Live it up with Texas Caviar!
I first had Texas Caviar six years ago while briefly living in Georgia. It was love at first bite. With ingredients such as black eyed peas, tomatoes, corn, and fresh green onions, whats a Southerner not to love?
The name is apt, it truly is the caviar of the south. I serve mine with tortilla chips but many a person has been known to eat it simply with a bowl and spoon. However you decide to partake of it, this recipe combines the best of summer flavors and lets you spoon up the good life for you and your guests!

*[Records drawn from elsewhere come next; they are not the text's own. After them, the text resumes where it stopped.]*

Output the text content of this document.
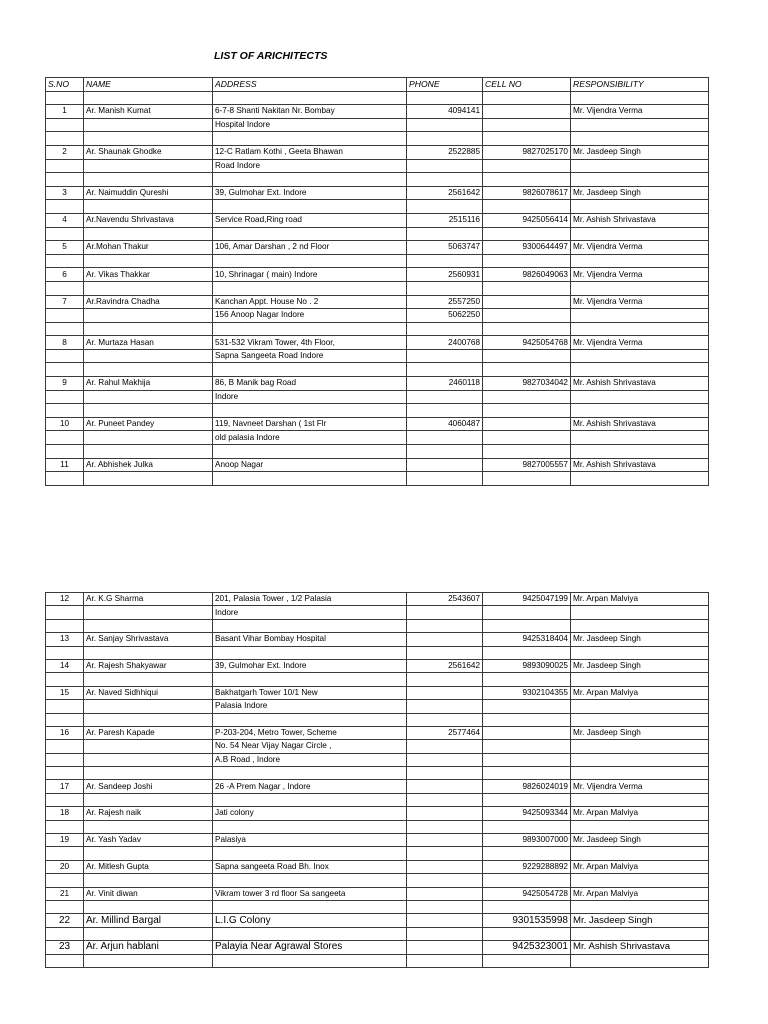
LIST OF ARICHITECTS
S.NO	NAME	ADDRESS	PHONE	CELL NO	RESPONSIBILITY

1	Ar. Manish Kumat	6-7-8 Shanti Nakitan Nr. Bombay	4094141		Mr. Vijendra Verma
		Hospital Indore			

2	Ar. Shaunak Ghodke	12-C Ratlam Kothi , Geeta Bhawan	2522885	9827025170	Mr. Jasdeep Singh
		Road Indore			

3	Ar. Naimuddin Qureshi	39, Gulmohar Ext. Indore	2561642	9826078617	Mr. Jasdeep Singh

4	Ar.Navendu Shrivastava	Service Road,Ring road	2515116	9425056414	Mr. Ashish Shrivastava

5	Ar.Mohan Thakur	106, Amar Darshan , 2 nd Floor	5063747	9300644497	Mr. Vijendra Verma

6	Ar. Vikas Thakkar	10, Shrinagar ( main) Indore	2560931	9826049063	Mr. Vijendra Verma

7	Ar.Ravindra Chadha	Kanchan Appt. House No . 2	2557250		Mr. Vijendra Verma
		156 Anoop Nagar Indore	5062250		

8	Ar. Murtaza Hasan	531-532 Vikram Tower, 4th Floor,	2400768	9425054768	Mr. Vijendra Verma
		Sapna Sangeeta Road Indore			

9	Ar. Rahul Makhija	86, B Manik bag Road	2460118	9827034042	Mr. Ashish Shrivastava
		Indore			

10	Ar. Puneet Pandey	119, Navneet Darshan ( 1st Flr	4060487		Mr. Ashish Shrivastava
		old palasia Indore			

11	Ar. Abhishek Julka	Anoop Nagar		9827005557	Mr. Ashish Shrivastava

12	Ar. K.G Sharma	201, Palasia Tower , 1/2 Palasia	2543607	9425047199	Mr. Arpan Malviya
		Indore			

13	Ar. Sanjay Shrivastava	Basant Vihar Bombay Hospital		9425318404	Mr. Jasdeep Singh

14	Ar. Rajesh Shakyawar	39, Gulmohar Ext. Indore	2561642	9893090025	Mr. Jasdeep Singh

15	Ar. Naved Sidhhiqui	Bakhatgarh Tower 10/1 New		9302104355	Mr. Arpan Malviya
		Palasia Indore			

16	Ar. Paresh Kapade	P-203-204, Metro Tower, Scheme	2577464		Mr. Jasdeep Singh
		No. 54 Near Vijay Nagar Circle ,			
		A.B Road , Indore			

17	Ar. Sandeep Joshi	26 -A Prem Nagar , Indore		9826024019	Mr. Vijendra Verma

18	Ar. Rajesh naik	Jati colony		9425093344	Mr. Arpan Malviya

19	Ar. Yash Yadav	Palasiya		9893007000	Mr. Jasdeep Singh

20	Ar. Mitlesh Gupta	Sapna sangeeta Road Bh. Inox		9229288892	Mr. Arpan Malviya

21	Ar. Vinit diwan	Vikram tower 3 rd floor Sa sangeeta		9425054728	Mr. Arpan Malviya

22	Ar. Millind Bargal	L.I.G Colony		9301535998	Mr. Jasdeep Singh

23	Ar. Arjun hablani	Palayia Near Agrawal Stores		9425323001	Mr. Ashish Shrivastava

You’ll need: Two cans whole kernel corn, two cans black eyed peas (with jalapeno if you can get them), large can petite diced tomatoes, small bottle zesty italian dressing, fresh parsley, two green onions.
Feel free to substitute fresh tomatoes if you have them available to you!
Drain all of your cans well and dump them one by one into a dishpan or a large mixing bowl.
Chop up a fourth of a cup of fresh parsley. The entire recipe is at the bottom of the page so don’t fret over quantities now.
Add fresh parsley to vegetables.
Cut in your green onions. I just cut mine with kitchen shears while I hold them over the bowl. You can chop them if you prefer or use my method and just pop those shears in the dishwasher!
I cut all the way down to the roots on the onion and then throw those away.
Pour entire bottle of dressing over ingredients and stir.
Refrigerate for several hours to let flavors blend and serve with tortilla or corn chips, like you do salsa.
- 2 green onions
- 1/4 Cup chopped fresh parsley
- 2 cans black eyed peas (with jalapeno if available)
- 1 large can petite diced tomatoes
- 2 cans whole kernel corn
- 1 small bottle zesty italian dressing
- Drain cans well and pour contents into large mixing bowl or dishpan. Add chopped parsley. Cut onions and add. Pour dressing over all and stir well. Refrigerate. Sever with tortilla or corn chips.